原発はコストが安いなどというけれど、事故が起きたときのコストは天文学的なものになる。お金で償えないものの大きさも勘定に入れたら、それこそ超天文学的なことになる。

原発以外のエネルギー開発にあの頃、惜しみなくお金をつぎ込んでいたら、今の国家財政を揺るがしかねない金額よりはるかに少ない金額で済んだはずだ。

今は火力、風力発電、太陽熱のことばかり話題になるけれど、地熱資源は日本は世界第三位、技術は世界有数という。その他にもまだ採算は取れるベースになっていないけれど、発酵エネルギーだの、廃棄プラスチックを利用したもの、等々、いくらでも可能性はあった。節電だってもっと本気で取り組むべきだった。その研究に全精力と国の財力を注ぎ込んでいたら、今の日本は原発なしでも悠々とやって行けた筈だ。

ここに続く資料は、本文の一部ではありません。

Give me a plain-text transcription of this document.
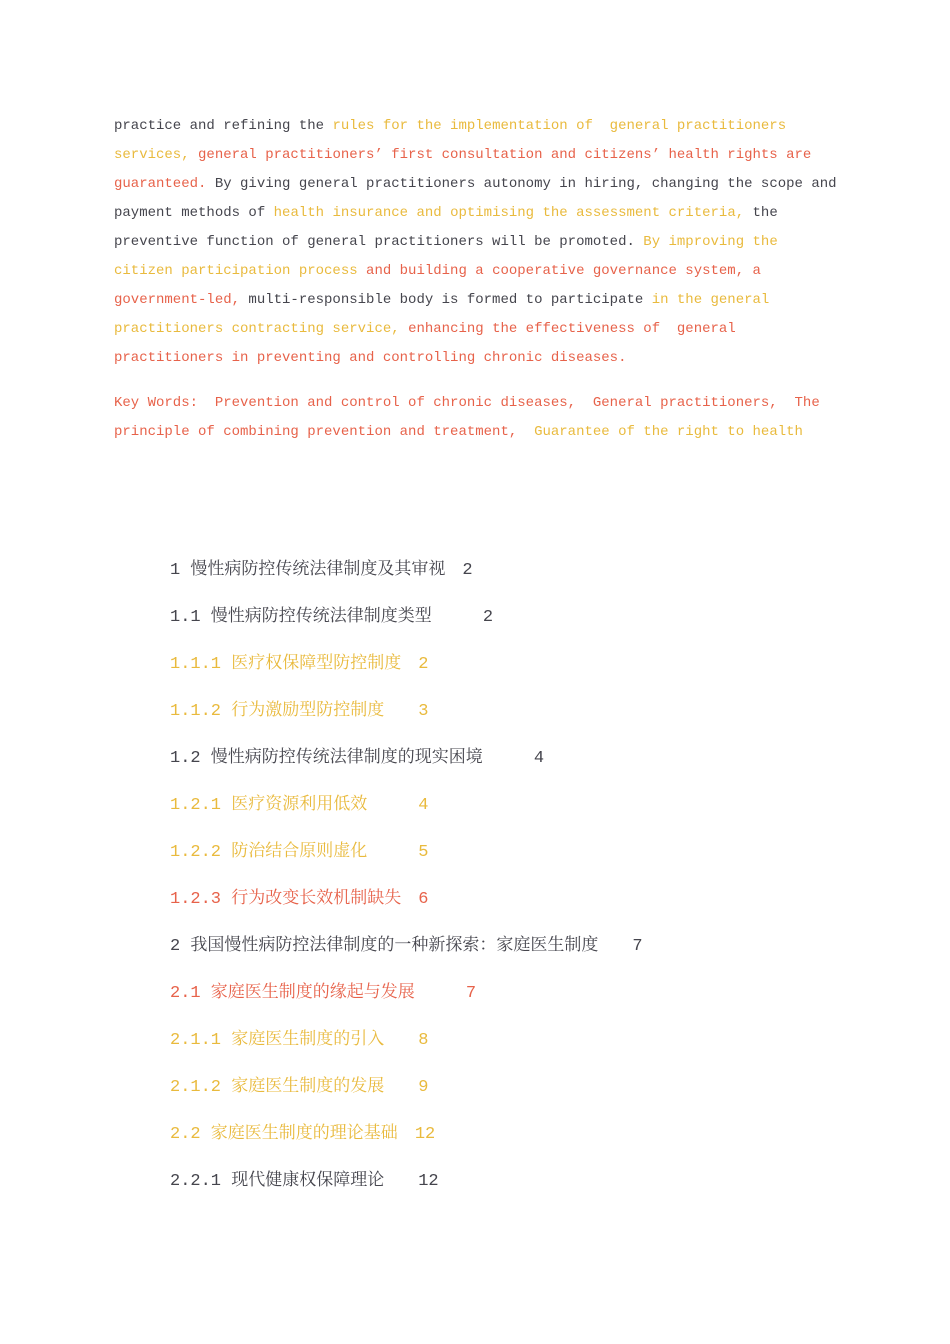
practice and refining the rules for the implementation of  general practitioners services, general practitioners’ first consultation and citizens’ health rights are guaranteed. By giving general practitioners autonomy in hiring, changing the scope and payment methods of health insurance and optimising the assessment criteria, the preventive function of general practitioners will be promoted. By improving the citizen participation process and building a cooperative governance system, a government-led, multi-responsible body is formed to participate in the general practitioners contracting service, enhancing the effectiveness of  general practitioners in preventing and controlling chronic diseases.
Key Words:  Prevention and control of chronic diseases,  General practitioners,  The principle of combining prevention and treatment,  Guarantee of the right to health
1 慢性病防控传统法律制度及其审视　 2
1.1 慢性病防控传统法律制度类型　　　	2
1.1.1 医疗权保障型防控制度　 2
1.1.2 行为激励型防控制度　　 3
1.2 慢性病防控传统法律制度的现实困境　　　	4
1.2.1 医疗资源利用低效　　　	4
1.2.2 防治结合原则虚化　　　	5
1.2.3 行为改变长效机制缺失　 6
2 我国慢性病防控法律制度的一种新探索：家庭医生制度　　 7
2.1 家庭医生制度的缘起与发展　　　	7
2.1.1 家庭医生制度的引入　　 8
2.1.2 家庭医生制度的发展　　 9
2.2 家庭医生制度的理论基础　 12
2.2.1 现代健康权保障理论　　 12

原発を推進してきた自民党政権は、本当はそんなこと分かっていただろう。でも、原発を推進してきた。それは核武装をしたかったからである。だから、原発の中ではより安全なトリウム原発-プルトニウムを生産しない(=核武装の役に立たない)原発のことはおくびにも出さなかった。開発しようとすらしなかった。電力を必要とする業界は目先のコストのことしか考えていなかったから、原発推進に乗っかった。そもそも日本を引っ張る立場の誰も日本の安全なんて真剣に考えていなかった。

先日『ニュース9』で高村薫さんが実に正論を述べておられた。私は『マークスの山』を読んだだけで、何も知らなかったけれど、彼女は長年原発の問題を扱ってこられたのだそうだ。彼女が問題にしてきたこともマス・メディアでは全然取り上げてこられなかった。

彼女の発言の中で一番印象に残ったのは、原発が政争の具に扱われたことが一番の悲劇だった。政治と切り離して、地震国の日本で原発の安全を本当に守れるのかという科学的アプローチが失われたということが今回の原発事故を招いたということ。

推進派の下心に反対派も直対応しすぎてきたかもしれない。今こそ、市民レベルで原発を基本的に問い、日本の進むべき道を探るべきだろう。一時的には日本は経済困窮し、他国に大きく差をつけられるかもしれない。でも「急がば回れ」である。王道を歩むことが長い眼では必ず日本を繁栄に導く。正に「災い転じて福とする」べき時なのだと思う。日本はそれが得意な筈だ。特に庶民は。今こそ市民の力が問われているのだと思う。